La moda y popularidad de la ideología de los derechos humanos trae consigo una lista interminable y de constante proliferación de reivindicaciones contradictorias, que causan asimismo una multiplicación creciente de procedimientos judiciales. La judicialización de la vida cotidiana se convierte gradualmente en un mero asunto legal, a medida que los consumidores de los derechos se transforman en litigantes. Lo que antes era una vida de convivencia ahora depende de las regulaciones y las sanciones.

Cuando los jueces se sitúan por encima de los políticos

Los jueces, que, en consecuencia, ganan poder y se convierten en autoridades morales, se colocan inmediatamente por encima de la política. La expansión de la regulación judicial a expensas de la voluntad política “se realiza por una utopía antipolítica, donde se regulan los conflictos entre las personas, en lugar de ser resueltas directamente por la colectividad a la que pertenecen”.
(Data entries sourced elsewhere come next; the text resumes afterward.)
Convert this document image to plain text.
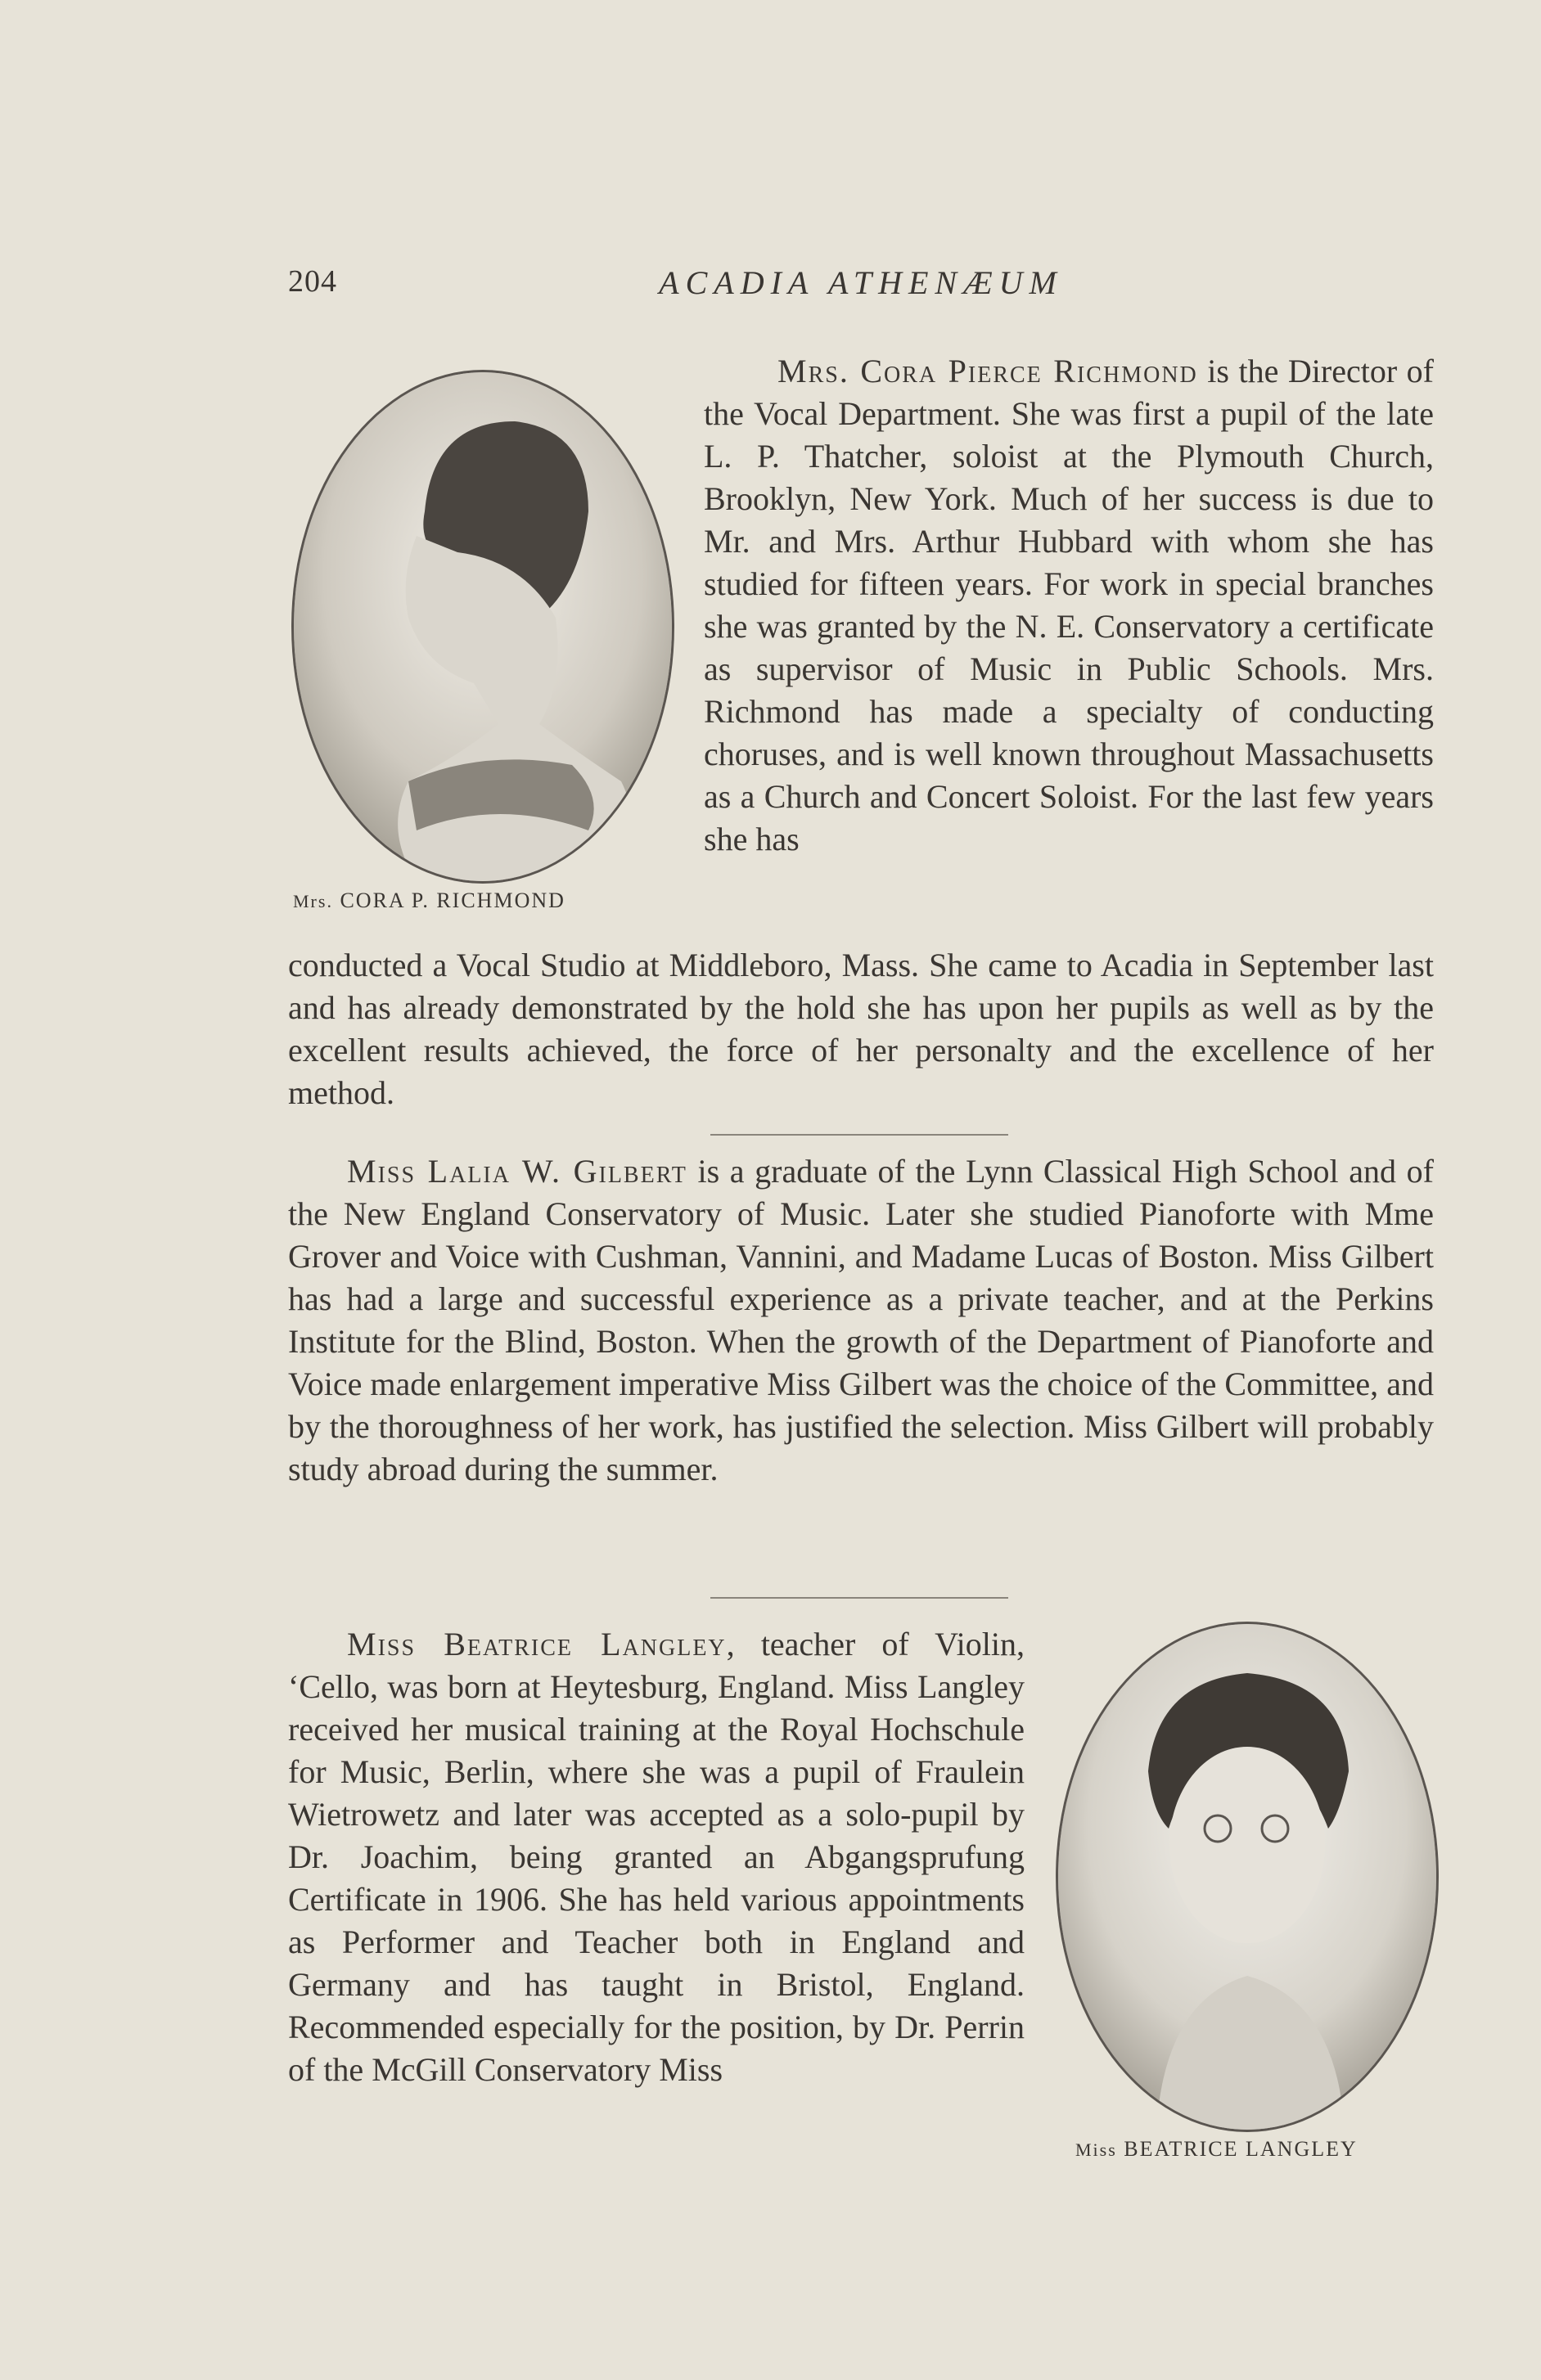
204	ACADIA ATHENÆUM
Mrs. CORA P. RICHMOND
Mrs. Cora Pierce Richmond is the Director of the Vocal Department. She was first a pupil of the late L. P. Thatcher, soloist at the Plymouth Church, Brooklyn, New York. Much of her success is due to Mr. and Mrs. Arthur Hubbard with whom she has studied for fifteen years. For work in special branches she was granted by the N. E. Conservatory a certificate as supervisor of Music in Public Schools. Mrs. Richmond has made a specialty of conducting choruses, and is well known throughout Massachusetts as a Church and Concert Soloist. For the last few years she has
conducted a Vocal Studio at Middleboro, Mass. She came to Acadia in September last and has already demonstrated by the hold she has upon her pupils as well as by the excellent results achieved, the force of her personalty and the excellence of her method.
Miss Lalia W. Gilbert is a graduate of the Lynn Classical High School and of the New England Conservatory of Music. Later she studied Pianoforte with Mme Grover and Voice with Cushman, Vannini, and Madame Lucas of Boston. Miss Gilbert has had a large and successful experience as a private teacher, and at the Perkins Institute for the Blind, Boston. When the growth of the Department of Pianoforte and Voice made enlargement imperative Miss Gilbert was the choice of the Committee, and by the thoroughness of her work, has justified the selection. Miss Gilbert will probably study abroad during the summer.
Miss Beatrice Langley, teacher of Violin, ‘Cello, was born at Heytesburg, England. Miss Langley received her musical training at the Royal Hochschule for Music, Berlin, where she was a pupil of Fraulein Wietrowetz and later was accepted as a solo-pupil by Dr. Joachim, being granted an Abgangsprufung Certificate in 1906. She has held various appointments as Performer and Teacher both in England and Germany and has taught in Bristol, England. Recommended especially for the position, by Dr. Perrin of the McGill Conservatory Miss
Miss BEATRICE LANGLEY
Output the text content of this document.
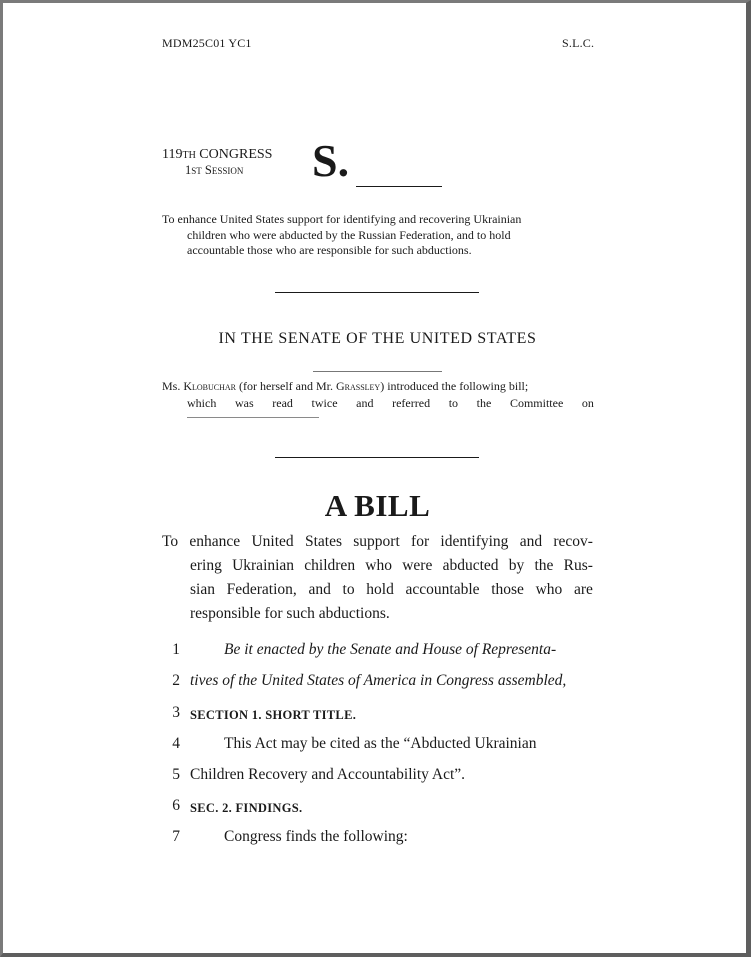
MDM25C01 YC1	S.L.C.
119th CONGRESS
1st Session S.
To enhance United States support for identifying and recovering Ukrainian
children who were abducted by the Russian Federation, and to hold
accountable those who are responsible for such abductions.
IN THE SENATE OF THE UNITED STATES
Ms. Klobuchar (for herself and Mr. Grassley) introduced the following bill;
which was read twice and referred to the Committee on
A BILL
To enhance United States support for identifying and recov-
ering Ukrainian children who were abducted by the Rus-
sian Federation, and to hold accountable those who are
responsible for such abductions.
1	Be it enacted by the Senate and House of Representa-
2 tives of the United States of America in Congress assembled,
3 SECTION 1. SHORT TITLE.
4	This Act may be cited as the “Abducted Ukrainian
5 Children Recovery and Accountability Act”.
6 SEC. 2. FINDINGS.
7	Congress finds the following:
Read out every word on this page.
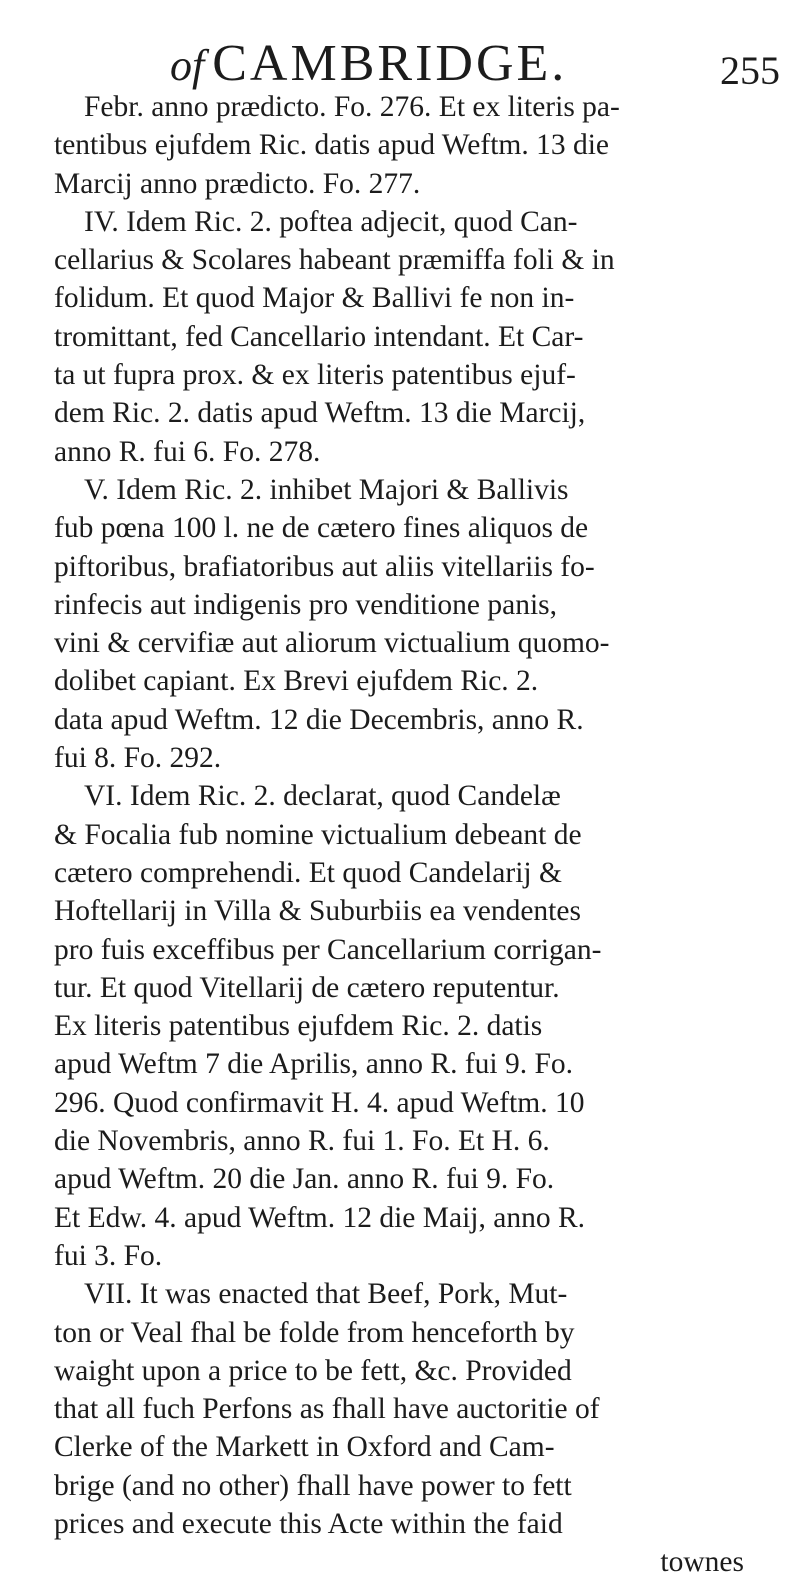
of CAMBRIDGE.	255
Febr. anno prædicto. Fo. 276. Et ex literis pa-
tentibus ejufdem Ric. datis apud Weftm. 13 die
Marcij anno prædicto. Fo. 277.
IV. Idem Ric. 2. poftea adjecit, quod Can-
cellarius & Scolares habeant præmiffa foli & in
folidum. Et quod Major & Ballivi fe non in-
tromittant, fed Cancellario intendant. Et Car-
ta ut fupra prox. & ex literis patentibus ejuf-
dem Ric. 2. datis apud Weftm. 13 die Marcij,
anno R. fui 6. Fo. 278.
V. Idem Ric. 2. inhibet Majori & Ballivis
fub pœna 100 l. ne de cætero fines aliquos de
piftoribus, brafiatoribus aut aliis vitellariis fo-
rinfecis aut indigenis pro venditione panis,
vini & cervifiæ aut aliorum victualium quomo-
dolibet capiant. Ex Brevi ejufdem Ric. 2.
data apud Weftm. 12 die Decembris, anno R.
fui 8. Fo. 292.
VI. Idem Ric. 2. declarat, quod Candelæ
& Focalia fub nomine victualium debeant de
cætero comprehendi. Et quod Candelarij &
Hoftellarij in Villa & Suburbiis ea vendentes
pro fuis exceffibus per Cancellarium corrigan-
tur. Et quod Vitellarij de cætero reputentur.
Ex literis patentibus ejufdem Ric. 2. datis
apud Weftm 7 die Aprilis, anno R. fui 9. Fo.
296. Quod confirmavit H. 4. apud Weftm. 10
die Novembris, anno R. fui 1. Fo. Et H. 6.
apud Weftm. 20 die Jan. anno R. fui 9. Fo.
Et Edw. 4. apud Weftm. 12 die Maij, anno R.
fui 3. Fo.
VII. It was enacted that Beef, Pork, Mut-
ton or Veal fhal be folde from henceforth by
waight upon a price to be fett, &c. Provided
that all fuch Perfons as fhall have auctoritie of
Clerke of the Markett in Oxford and Cam-
brige (and no other) fhall have power to fett
prices and execute this Acte within the faid
townes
Al mismo tiempo, el derecho internacional sufre una transformación para sustituir su control sobre la autoridad política. Resultado de la combinación de la ley y la moral, este nuevo derecho internacional, simbolizado por la Corte Penal Internacional, pretende imponer su ley a los Estados, sin cuya aprobación sus decisiones serían inútiles. “Cada vez más, el poder judicial se basa, no en la ley constitucional de una nación, sino en teorías supuestamente superiores, como los derechos humanos o los “principios superiores de la humanidad” inscritos en una “Carta de los Derechos Fundamentales” aceptada ya por todos los Estados europeos. Desde entonces, los jueces han podido ejercer un poder casi ilimitado sin ser obstaculizados por las formalidades jurídicas o las legislaturas locales, y basan su legitimidad en los textos que son tan imperativos como evasivos”.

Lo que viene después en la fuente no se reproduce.